Günümüz Türkçesinde "bıçkın" kelimesi genellikle "küstah", "saygısız" ya da "serseri" anlamında kullanılır. Ancak bu kelimenin geçmişi oldukça ilginçtir ve zaman içinde çok farklı anlamlara evrilmiştir.
Kelimenin kökeni, 16. yüzyılda Osmanlı Türkçesinde kullanılan "bıcak" sözcüğüne dayanmaktadır. O dönemde "bıçak" kelimesi sadece kesici bir alet değil, aynı zamanda bir tür kama anlamında da kullanılırmış.
17. yüzyılda "bıçak" sözcüğünden türetilen "bıçaklı" kelimesi, "kamalı" veya "keskin" anlamına geliyordu. Zamanla "bıçaklı" kelimesi, kişileri tanımlamak için kullanılmaya başlanmıştır.
18. yüzyılda "bıçaklı" kelimesi, "kavgacı", "serseri" gibi anlamlara bürünmüştür. Bu anlam, 19. yüzyılda da devam etmiştir. Ancak 20. yüzyılda "bıçaklı" kelimesi yerini "bıçkın" sözcüğüne bırakmıştır.
20. yüzyılın başlarında "bıçkın" kelimesi, "cesur", "yiğit" ve hatta "kahraman" anlamında kullanılıyordu. Bu kullanım, özellikle milli mücadele döneminde yaygındı. Ancak zamanla "bıçkın" kelimesi bugünkü olumsuz anlamını kazanmıştır.
Günümüzde "bıçkın" kelimesi, genellikle olumsuz bir anlamda kullanılsa da eski anlamlarına da rastlamak mümkündür.
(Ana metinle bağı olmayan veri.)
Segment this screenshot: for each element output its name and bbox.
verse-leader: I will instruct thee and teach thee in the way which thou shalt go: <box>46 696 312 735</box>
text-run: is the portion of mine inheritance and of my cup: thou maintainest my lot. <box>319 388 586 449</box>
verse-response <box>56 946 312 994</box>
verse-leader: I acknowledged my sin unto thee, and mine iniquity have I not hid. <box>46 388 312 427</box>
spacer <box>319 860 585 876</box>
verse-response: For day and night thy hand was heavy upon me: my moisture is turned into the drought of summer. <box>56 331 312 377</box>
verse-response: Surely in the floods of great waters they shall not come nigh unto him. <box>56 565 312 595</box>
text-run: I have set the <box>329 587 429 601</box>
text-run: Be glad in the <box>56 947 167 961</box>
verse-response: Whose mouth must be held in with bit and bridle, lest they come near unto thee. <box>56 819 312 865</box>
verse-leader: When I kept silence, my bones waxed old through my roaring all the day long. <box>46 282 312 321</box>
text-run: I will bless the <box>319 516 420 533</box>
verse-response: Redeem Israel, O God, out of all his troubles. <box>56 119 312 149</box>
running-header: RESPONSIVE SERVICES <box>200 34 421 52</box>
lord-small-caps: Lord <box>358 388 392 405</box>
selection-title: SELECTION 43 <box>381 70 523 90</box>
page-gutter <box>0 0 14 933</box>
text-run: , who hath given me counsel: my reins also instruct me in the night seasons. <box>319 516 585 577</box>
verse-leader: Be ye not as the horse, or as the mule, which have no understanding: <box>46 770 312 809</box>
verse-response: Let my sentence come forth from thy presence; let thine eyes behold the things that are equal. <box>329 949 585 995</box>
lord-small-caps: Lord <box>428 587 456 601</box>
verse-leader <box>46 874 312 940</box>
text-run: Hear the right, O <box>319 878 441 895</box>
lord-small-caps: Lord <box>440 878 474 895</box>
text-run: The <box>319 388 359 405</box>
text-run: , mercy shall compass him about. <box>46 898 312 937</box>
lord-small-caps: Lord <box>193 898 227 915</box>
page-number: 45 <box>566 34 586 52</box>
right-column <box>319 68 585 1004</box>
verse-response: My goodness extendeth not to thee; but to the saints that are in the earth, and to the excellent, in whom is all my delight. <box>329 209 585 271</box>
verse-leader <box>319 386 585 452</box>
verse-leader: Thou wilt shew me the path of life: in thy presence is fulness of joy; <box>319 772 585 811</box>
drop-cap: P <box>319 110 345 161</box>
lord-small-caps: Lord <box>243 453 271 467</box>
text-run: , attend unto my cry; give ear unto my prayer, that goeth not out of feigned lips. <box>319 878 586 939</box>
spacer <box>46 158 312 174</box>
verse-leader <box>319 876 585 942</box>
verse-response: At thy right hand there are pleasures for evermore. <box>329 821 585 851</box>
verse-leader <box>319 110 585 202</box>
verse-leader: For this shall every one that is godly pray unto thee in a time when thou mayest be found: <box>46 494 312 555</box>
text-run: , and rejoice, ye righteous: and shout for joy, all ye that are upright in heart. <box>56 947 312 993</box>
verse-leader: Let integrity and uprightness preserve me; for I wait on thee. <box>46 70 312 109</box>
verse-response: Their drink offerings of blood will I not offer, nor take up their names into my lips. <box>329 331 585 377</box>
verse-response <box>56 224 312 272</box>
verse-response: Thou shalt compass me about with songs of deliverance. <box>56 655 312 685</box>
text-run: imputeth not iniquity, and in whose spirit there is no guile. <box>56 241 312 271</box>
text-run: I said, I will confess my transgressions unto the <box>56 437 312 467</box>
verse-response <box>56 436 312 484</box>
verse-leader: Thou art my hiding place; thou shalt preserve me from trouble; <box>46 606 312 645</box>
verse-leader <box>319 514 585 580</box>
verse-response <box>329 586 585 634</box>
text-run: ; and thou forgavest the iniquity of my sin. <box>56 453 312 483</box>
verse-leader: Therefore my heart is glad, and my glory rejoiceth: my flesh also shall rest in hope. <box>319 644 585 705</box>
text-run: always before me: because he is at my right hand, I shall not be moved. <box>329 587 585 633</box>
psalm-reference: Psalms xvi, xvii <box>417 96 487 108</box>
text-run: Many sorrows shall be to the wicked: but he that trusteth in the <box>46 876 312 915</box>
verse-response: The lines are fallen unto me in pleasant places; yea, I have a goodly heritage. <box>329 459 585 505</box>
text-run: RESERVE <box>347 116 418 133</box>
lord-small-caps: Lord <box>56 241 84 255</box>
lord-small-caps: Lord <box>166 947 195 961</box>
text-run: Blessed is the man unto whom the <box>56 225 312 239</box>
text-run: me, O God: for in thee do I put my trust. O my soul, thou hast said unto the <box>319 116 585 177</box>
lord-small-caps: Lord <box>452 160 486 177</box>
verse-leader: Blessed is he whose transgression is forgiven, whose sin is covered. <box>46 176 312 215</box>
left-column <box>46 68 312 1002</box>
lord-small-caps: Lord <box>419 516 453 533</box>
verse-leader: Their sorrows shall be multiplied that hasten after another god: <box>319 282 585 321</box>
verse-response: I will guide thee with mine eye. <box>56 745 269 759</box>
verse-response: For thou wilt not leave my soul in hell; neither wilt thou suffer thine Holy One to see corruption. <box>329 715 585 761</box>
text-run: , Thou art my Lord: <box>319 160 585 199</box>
Örneğin, bazı yörelerde "bıçkın" kelimesi hala "cesur" anlamında kullanılmaktadır.
Kelimelerin anlamlarının zaman içinde değişmesi, dilin canlı ve dinamik bir yapıya sahip olduğunu göstermektedir. "Bıçkın" kelimesinin hikayesi de bu değişimin güzel bir örneğidir.